Objective 1 concentrates on TRUMAN’s AI and ML techniques and is the starting point as it defines the characteristics and specifications of these techniques. Accordingly, the three keywords that the project works around are:
(i) “human- in-the-loop (HITL)”, because the human plays an important role in the improvement of AI systems:
(ii) distributed because data are usually generated in a distributed manner as in the case of federated learning scenarios, as a function of where the service provider and consumer are located;
(iii) “dynamic” because data continuously evolve in time.
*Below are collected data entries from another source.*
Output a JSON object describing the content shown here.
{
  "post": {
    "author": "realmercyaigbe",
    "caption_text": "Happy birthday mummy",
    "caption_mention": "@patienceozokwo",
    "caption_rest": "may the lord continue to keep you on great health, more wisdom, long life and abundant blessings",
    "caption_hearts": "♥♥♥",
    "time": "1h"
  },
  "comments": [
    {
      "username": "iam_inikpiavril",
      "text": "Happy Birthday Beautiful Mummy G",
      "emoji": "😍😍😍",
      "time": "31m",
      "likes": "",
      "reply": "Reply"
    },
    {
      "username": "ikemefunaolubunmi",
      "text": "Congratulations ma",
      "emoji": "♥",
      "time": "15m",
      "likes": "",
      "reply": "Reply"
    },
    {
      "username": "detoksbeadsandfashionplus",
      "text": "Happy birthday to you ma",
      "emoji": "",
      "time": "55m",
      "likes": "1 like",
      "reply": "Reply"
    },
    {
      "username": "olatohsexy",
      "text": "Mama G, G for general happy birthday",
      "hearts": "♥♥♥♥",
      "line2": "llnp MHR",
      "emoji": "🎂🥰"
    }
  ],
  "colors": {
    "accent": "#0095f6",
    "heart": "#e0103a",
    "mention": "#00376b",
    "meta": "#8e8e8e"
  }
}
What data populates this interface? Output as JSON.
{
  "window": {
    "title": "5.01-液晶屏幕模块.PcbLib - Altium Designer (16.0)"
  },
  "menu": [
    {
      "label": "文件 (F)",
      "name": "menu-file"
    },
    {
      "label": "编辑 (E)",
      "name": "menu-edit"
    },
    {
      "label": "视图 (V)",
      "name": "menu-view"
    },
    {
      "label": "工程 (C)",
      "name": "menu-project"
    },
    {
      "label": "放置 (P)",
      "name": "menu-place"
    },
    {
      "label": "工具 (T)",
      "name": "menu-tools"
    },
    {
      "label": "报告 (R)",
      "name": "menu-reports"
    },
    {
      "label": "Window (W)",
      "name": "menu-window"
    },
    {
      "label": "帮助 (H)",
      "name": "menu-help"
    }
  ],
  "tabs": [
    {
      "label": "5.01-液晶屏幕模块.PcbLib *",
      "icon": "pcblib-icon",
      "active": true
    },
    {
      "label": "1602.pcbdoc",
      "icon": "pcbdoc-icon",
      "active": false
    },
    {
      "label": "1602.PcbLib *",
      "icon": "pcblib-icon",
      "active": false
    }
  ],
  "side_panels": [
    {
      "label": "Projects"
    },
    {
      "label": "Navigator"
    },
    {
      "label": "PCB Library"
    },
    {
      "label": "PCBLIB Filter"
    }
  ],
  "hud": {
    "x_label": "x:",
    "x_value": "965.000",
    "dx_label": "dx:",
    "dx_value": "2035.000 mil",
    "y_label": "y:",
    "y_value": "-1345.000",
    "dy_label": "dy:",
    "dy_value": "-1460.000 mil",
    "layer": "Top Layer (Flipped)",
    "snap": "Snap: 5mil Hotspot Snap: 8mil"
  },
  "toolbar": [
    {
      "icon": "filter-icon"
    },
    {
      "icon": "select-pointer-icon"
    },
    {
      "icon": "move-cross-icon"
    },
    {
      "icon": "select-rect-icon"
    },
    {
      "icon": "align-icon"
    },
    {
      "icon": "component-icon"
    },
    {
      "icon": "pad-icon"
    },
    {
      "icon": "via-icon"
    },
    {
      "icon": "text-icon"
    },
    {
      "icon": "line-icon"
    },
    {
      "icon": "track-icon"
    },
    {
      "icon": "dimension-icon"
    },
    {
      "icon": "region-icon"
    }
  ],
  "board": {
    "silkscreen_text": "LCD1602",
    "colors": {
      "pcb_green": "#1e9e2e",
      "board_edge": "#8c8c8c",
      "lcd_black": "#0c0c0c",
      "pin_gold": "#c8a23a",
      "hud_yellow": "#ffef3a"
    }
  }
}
It is crucial to monitor the process by which previous data are managed and exploited for analysing the data generated during the current time slot via methods like time-aware learning. By HITL, we mean techniques where there is a continual bidirectional human-machine interaction and where the human can spontaneously provide information. These would include different scenarios such as tagging a photo, reporting information about the human’s current activities [6, 7], or the human and the machine engaging in a discussion because the machine thinks that the human has provided wrong information, e.g. mislabeling [8, 9]. Contrarily, such an exchange could also occur when the human needs to fix the machine’s reasoning that leads to a wrong conclusion [10]. The HITL approach can be adopted in all four main ML phases (i.e., data collection, data pre-processing, model training, and model execution) [11]. The enforcement of this HITL approach motivates our choice of using Knowledge Graphs (KGs) as a more abstract and knowledge-level representation of tabular or Internet of Things (IoT) data. Indeed, KGs enforce the move from variables (or at most tabular data) to entities, from features to data properties describing entities and to object properties describing relations and actions among entities [12]. In turn, LLMs, optionally fed by KGs, provide an even further level of abstraction. This becomes key where the end-user is not an expert such that entities, their properties and relations are explained to the user in natural language, also making explicit a huge amount of common- sense knowledge that they embed [13, 14].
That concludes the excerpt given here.